Se plaignant de vices cachés affectant la toiture et l’installation de chauffage de l’habitation, Mme Y a assigné ses vendeurs, le notaire rédacteur de l’acte de vente et l’agence immobilière devant le juge des référés du tribunal de grande instance de Tulle aux fins d’expertise sur le fondement de l’article 145 du code de procédure civile.
Par ordonnance du 26 mars 2019, le juge des référés a rejeté la demande de Mme Y.
Mme Y a relevé appel de cette ordonnance.
Par ordonnance du 10 juillet 2019, le conseiller de la mise en état a déclaré irrecevables comme
tardives les conclusions déposées par l’agence immobilière le 24 juin 2019.
MOYENS et PRÉTENTIONS
Mme Y demande l’organisation d’une expertise sur le fondement de l’article 145 du code de procédure civile ainsi qu’un provision de 15 000 euros à valoir sur la réparation de son préjudice. Elle considère qu’eu égard aux désordres affectant la toiture et l’installation de chauffage de l’habitation, elle justifie d’un motif légitime pour obtenir une expertise.
Les vendeurs concluent à la confirmation de l’ordonnance.
Le notaire conclut à la confirmation de l’ordonnance.
MOTIFS
Pour réclamer en référé une expertise du bien immobilier acquis par elle et l’octroi d’une provision à l’encontre des vendeurs de ce bien, de l’agence immobilière et du notaire rédacteur de l’acte de vente, Mme Y se prévaut:
— du défaut de fonctionnement du système de chauffage de l’habitation,
— du défaut d’étanchéité de la toiture,
ces désordres, selon elle, ne lui ayant pas été révélés et constituant des vices cachés et, en tout cas, caractérisant un manquement des vendeurs à leur obligation de délivrance d’un bien conforme à sa destination.
1) L’installation de chauffage.
Pour faire la preuve du défaut de fonctionnement de cette installation, Mme Y produit:
— un procès-verbal de constat dressé le 19 juin 2019 par Me Maxime Rouzeyrol, huissier de justice,
— deux photographies de l’insert démonté,
— trois devis de la société Soulier des 26 juin et 4 septembre 2018, représentant un montant total de 18 216,31 euros TTC, l’un d’eux portant sur le remplacement de la chaudière.

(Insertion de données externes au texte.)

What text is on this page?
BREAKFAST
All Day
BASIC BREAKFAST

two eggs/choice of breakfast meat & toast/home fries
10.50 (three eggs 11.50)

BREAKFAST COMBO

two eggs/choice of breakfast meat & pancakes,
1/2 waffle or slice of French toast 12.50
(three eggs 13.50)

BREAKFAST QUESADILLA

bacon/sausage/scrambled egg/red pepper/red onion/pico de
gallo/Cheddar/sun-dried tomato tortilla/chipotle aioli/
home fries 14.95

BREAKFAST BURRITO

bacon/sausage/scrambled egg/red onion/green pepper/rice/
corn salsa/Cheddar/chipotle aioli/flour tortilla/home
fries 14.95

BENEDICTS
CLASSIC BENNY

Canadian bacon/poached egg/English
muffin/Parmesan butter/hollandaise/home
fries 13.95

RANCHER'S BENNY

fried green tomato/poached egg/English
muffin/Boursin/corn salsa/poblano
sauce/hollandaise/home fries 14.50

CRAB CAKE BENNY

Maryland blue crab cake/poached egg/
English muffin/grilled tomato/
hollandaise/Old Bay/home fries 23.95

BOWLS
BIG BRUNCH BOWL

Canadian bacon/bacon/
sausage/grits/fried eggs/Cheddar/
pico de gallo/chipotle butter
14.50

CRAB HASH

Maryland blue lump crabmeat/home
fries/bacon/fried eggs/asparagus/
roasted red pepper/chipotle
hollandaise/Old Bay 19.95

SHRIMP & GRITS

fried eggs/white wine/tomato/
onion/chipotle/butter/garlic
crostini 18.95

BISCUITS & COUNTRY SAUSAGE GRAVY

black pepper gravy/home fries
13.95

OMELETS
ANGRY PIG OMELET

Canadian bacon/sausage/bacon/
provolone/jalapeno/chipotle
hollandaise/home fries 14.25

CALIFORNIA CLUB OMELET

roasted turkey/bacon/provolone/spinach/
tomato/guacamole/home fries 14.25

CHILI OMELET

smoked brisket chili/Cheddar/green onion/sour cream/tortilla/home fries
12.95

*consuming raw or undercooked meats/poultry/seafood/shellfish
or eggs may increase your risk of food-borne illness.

Tout d’abord, il convient d’observer que ces documents ne font pas la preuve certaine d’un défaut de fonctionnement de l’installation de chauffage qui équipait l’habitation à la date de la vente. En effet, l’huissier de justice n’a fait que reprendre les allégations de Mme Y sur l’impossibilité prétendue de remettre en route le chauffage. D’autre part, si Mme Y a sollicité un devis portant sur le remplacement de la chaudière, cela ne signifie pas nécessairement que l’ancienne était hors d’usage ou irréparable.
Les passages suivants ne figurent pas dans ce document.